Now, I'm starting 'toddler time' at the local tiny library here. I just sing a song, feed them goldfish, read a book, sing another song, then we're done. It'll be cute. I do that for 6 Saturdays. Oy.

OH - and I forgot to share the best part! I was commissioned as a Steven Minister last Sunday and it was so cool. We went to greet everyone as they left and who comes up to shake my hand but my brother in law Sean and his partner Joe and my father in law. It was AWESOME!!!! I am rarely surprised by much, but this brought tears to my eyes. I was so touched they drove up to see this. How blessed I am. I also got to assist in giving communion which was a pretty awesome experience I must say. As each person comes up to receive communion you can just see on their faces how different of an experience it is for each and every person. Some seem connected, some seem like they do it out of obligation, some are looking for connection - it was like I could feel each person's different energy as they walked past me. Incredible.

So - I've been seeing a chiropractor and I have to say - AMEN. Finally, someone who is smart, listens to me, and is actually bringing me relief. He is awesome. His name is Dr. Stultz for anyone who is interested, because he is awesome and bringing me relief after 4 years of pain.

I have my calcium treatment this week, and the much anticipated PET scan on Wed. (heavy sigh) I feel something different about this every day I think. I'm scared one day, worried the next, fine the next, denial the next, pissed off pretty much all the time that I even have to do this. My feet have actually been showing the signs of the side effects of the Xeloda this week - wicked dry, red and starting to crack a bit. Feels like I have a sunburn on the bottom of my feet - I guess I need to tell my onc about this. I don't want to reduce the medication, I want to take the full dose - but I remember her saying "Dina, you don't have to be super woman with this, if you're feeling a side effect tell me and we'll adjust". I'll tell her when I see her on Friday. Hard to fight 'The Burn Means It's Working' mentality though.

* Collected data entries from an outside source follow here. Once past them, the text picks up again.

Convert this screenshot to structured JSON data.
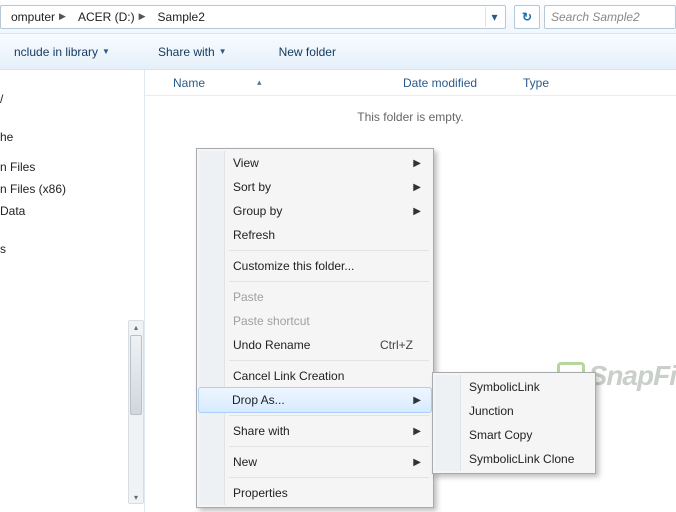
{
  "breadcrumb": {
    "items": [
      "omputer",
      "ACER (D:)",
      "Sample2"
    ]
  },
  "addressbar": {
    "search_placeholder": "Search Sample2"
  },
  "toolbar": {
    "include": "nclude in library",
    "share": "Share with",
    "newfolder": "New folder"
  },
  "sidebar": {
    "items": [
      "",
      "/",
      "",
      "",
      "he",
      "",
      "n Files",
      "n Files (x86)",
      "Data",
      "",
      "",
      "s",
      ""
    ]
  },
  "columns": {
    "name": "Name",
    "date": "Date modified",
    "type": "Type"
  },
  "empty": "This folder is empty.",
  "ctx": {
    "view": "View",
    "sortby": "Sort by",
    "groupby": "Group by",
    "refresh": "Refresh",
    "customize": "Customize this folder...",
    "paste": "Paste",
    "paste_shortcut": "Paste shortcut",
    "undo": "Undo Rename",
    "undo_key": "Ctrl+Z",
    "cancel_link": "Cancel Link Creation",
    "drop_as": "Drop As...",
    "share_with": "Share with",
    "new": "New",
    "properties": "Properties"
  },
  "submenu": {
    "symlink": "SymbolicLink",
    "junction": "Junction",
    "smartcopy": "Smart Copy",
    "symlink_clone": "SymbolicLink Clone"
  },
  "watermark": "SnapFi"
}
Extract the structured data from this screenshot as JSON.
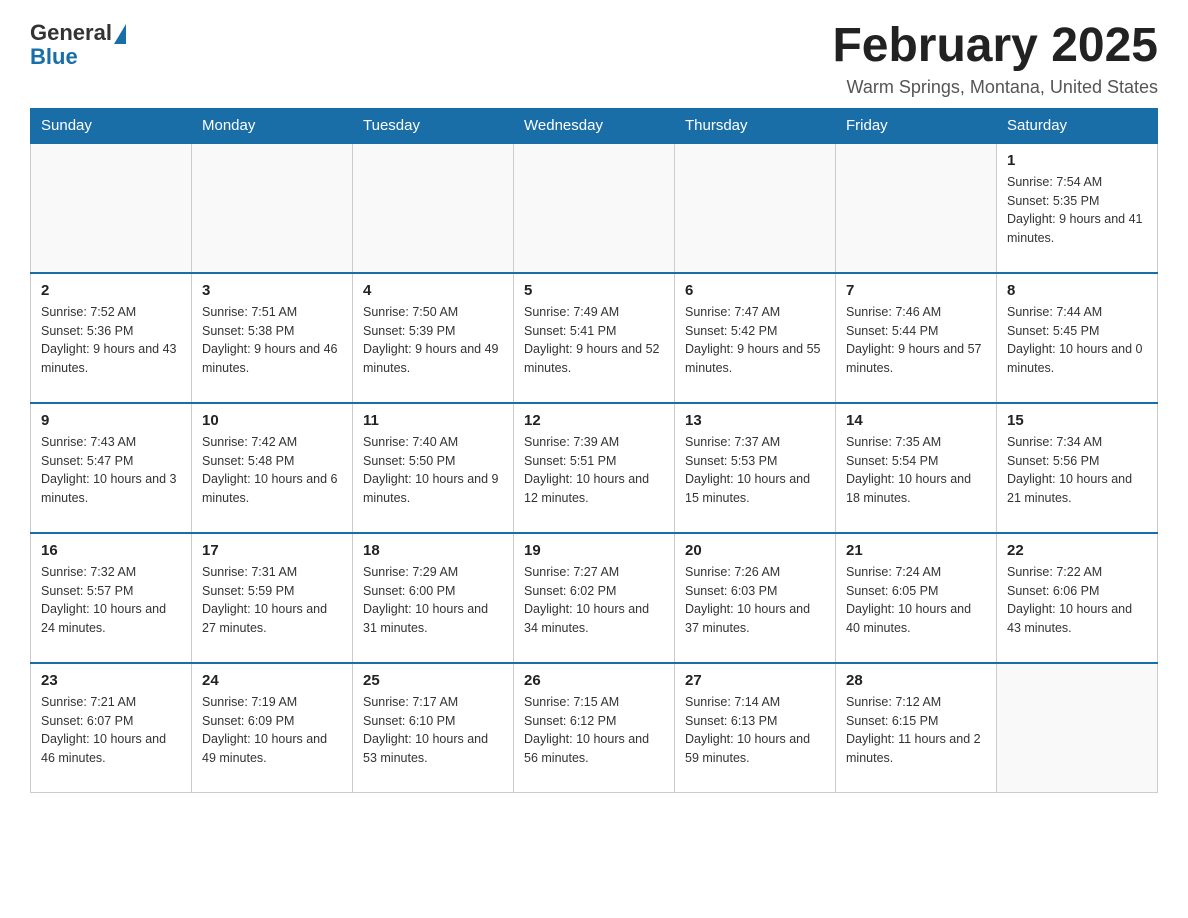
{
  "logo": {
    "general": "General",
    "blue": "Blue"
  },
  "title": "February 2025",
  "location": "Warm Springs, Montana, United States",
  "days_of_week": [
    "Sunday",
    "Monday",
    "Tuesday",
    "Wednesday",
    "Thursday",
    "Friday",
    "Saturday"
  ],
  "weeks": [
    [
      {
        "day": "",
        "info": ""
      },
      {
        "day": "",
        "info": ""
      },
      {
        "day": "",
        "info": ""
      },
      {
        "day": "",
        "info": ""
      },
      {
        "day": "",
        "info": ""
      },
      {
        "day": "",
        "info": ""
      },
      {
        "day": "1",
        "info": "Sunrise: 7:54 AM\nSunset: 5:35 PM\nDaylight: 9 hours and 41 minutes."
      }
    ],
    [
      {
        "day": "2",
        "info": "Sunrise: 7:52 AM\nSunset: 5:36 PM\nDaylight: 9 hours and 43 minutes."
      },
      {
        "day": "3",
        "info": "Sunrise: 7:51 AM\nSunset: 5:38 PM\nDaylight: 9 hours and 46 minutes."
      },
      {
        "day": "4",
        "info": "Sunrise: 7:50 AM\nSunset: 5:39 PM\nDaylight: 9 hours and 49 minutes."
      },
      {
        "day": "5",
        "info": "Sunrise: 7:49 AM\nSunset: 5:41 PM\nDaylight: 9 hours and 52 minutes."
      },
      {
        "day": "6",
        "info": "Sunrise: 7:47 AM\nSunset: 5:42 PM\nDaylight: 9 hours and 55 minutes."
      },
      {
        "day": "7",
        "info": "Sunrise: 7:46 AM\nSunset: 5:44 PM\nDaylight: 9 hours and 57 minutes."
      },
      {
        "day": "8",
        "info": "Sunrise: 7:44 AM\nSunset: 5:45 PM\nDaylight: 10 hours and 0 minutes."
      }
    ],
    [
      {
        "day": "9",
        "info": "Sunrise: 7:43 AM\nSunset: 5:47 PM\nDaylight: 10 hours and 3 minutes."
      },
      {
        "day": "10",
        "info": "Sunrise: 7:42 AM\nSunset: 5:48 PM\nDaylight: 10 hours and 6 minutes."
      },
      {
        "day": "11",
        "info": "Sunrise: 7:40 AM\nSunset: 5:50 PM\nDaylight: 10 hours and 9 minutes."
      },
      {
        "day": "12",
        "info": "Sunrise: 7:39 AM\nSunset: 5:51 PM\nDaylight: 10 hours and 12 minutes."
      },
      {
        "day": "13",
        "info": "Sunrise: 7:37 AM\nSunset: 5:53 PM\nDaylight: 10 hours and 15 minutes."
      },
      {
        "day": "14",
        "info": "Sunrise: 7:35 AM\nSunset: 5:54 PM\nDaylight: 10 hours and 18 minutes."
      },
      {
        "day": "15",
        "info": "Sunrise: 7:34 AM\nSunset: 5:56 PM\nDaylight: 10 hours and 21 minutes."
      }
    ],
    [
      {
        "day": "16",
        "info": "Sunrise: 7:32 AM\nSunset: 5:57 PM\nDaylight: 10 hours and 24 minutes."
      },
      {
        "day": "17",
        "info": "Sunrise: 7:31 AM\nSunset: 5:59 PM\nDaylight: 10 hours and 27 minutes."
      },
      {
        "day": "18",
        "info": "Sunrise: 7:29 AM\nSunset: 6:00 PM\nDaylight: 10 hours and 31 minutes."
      },
      {
        "day": "19",
        "info": "Sunrise: 7:27 AM\nSunset: 6:02 PM\nDaylight: 10 hours and 34 minutes."
      },
      {
        "day": "20",
        "info": "Sunrise: 7:26 AM\nSunset: 6:03 PM\nDaylight: 10 hours and 37 minutes."
      },
      {
        "day": "21",
        "info": "Sunrise: 7:24 AM\nSunset: 6:05 PM\nDaylight: 10 hours and 40 minutes."
      },
      {
        "day": "22",
        "info": "Sunrise: 7:22 AM\nSunset: 6:06 PM\nDaylight: 10 hours and 43 minutes."
      }
    ],
    [
      {
        "day": "23",
        "info": "Sunrise: 7:21 AM\nSunset: 6:07 PM\nDaylight: 10 hours and 46 minutes."
      },
      {
        "day": "24",
        "info": "Sunrise: 7:19 AM\nSunset: 6:09 PM\nDaylight: 10 hours and 49 minutes."
      },
      {
        "day": "25",
        "info": "Sunrise: 7:17 AM\nSunset: 6:10 PM\nDaylight: 10 hours and 53 minutes."
      },
      {
        "day": "26",
        "info": "Sunrise: 7:15 AM\nSunset: 6:12 PM\nDaylight: 10 hours and 56 minutes."
      },
      {
        "day": "27",
        "info": "Sunrise: 7:14 AM\nSunset: 6:13 PM\nDaylight: 10 hours and 59 minutes."
      },
      {
        "day": "28",
        "info": "Sunrise: 7:12 AM\nSunset: 6:15 PM\nDaylight: 11 hours and 2 minutes."
      },
      {
        "day": "",
        "info": ""
      }
    ]
  ]
}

So send prayers please for Wed - I'll hopefully not be as tired this week and will be able to post more. I'll probably need to anyways, for my own sanity.

I forget that what I'm doing is volunteering sometimes. I get so much out of it, I forget that is also helping other people. As tiring as this past week was for me, mostly because it was my ON week for chemo pills as well, it totally filled me up. I loved working with these kids - it was pretty frickin awesome - even if it may have sent a few to therapy. ;-)

God Bless and have a great weekend.

1 comment:

  1. Dina, thank you for sharing the experiences of your week. I really enjoyed the VBS story. You are amazing and have great communication skills. I am sure God is smiling on you. I miss seeing your radient face more often. When you are up for it, let me know, I would love to visit with you one morning. Perhaps coffee, or something. You are in my prayers for Wed. and for the fills. Glad you are feeling better. We all go through those ups and downs in our faith. Just turn those negative moments into prayers. I,too, understand about chronic pain, so not to have it, is a wonderful gift. Big hugs and God bless!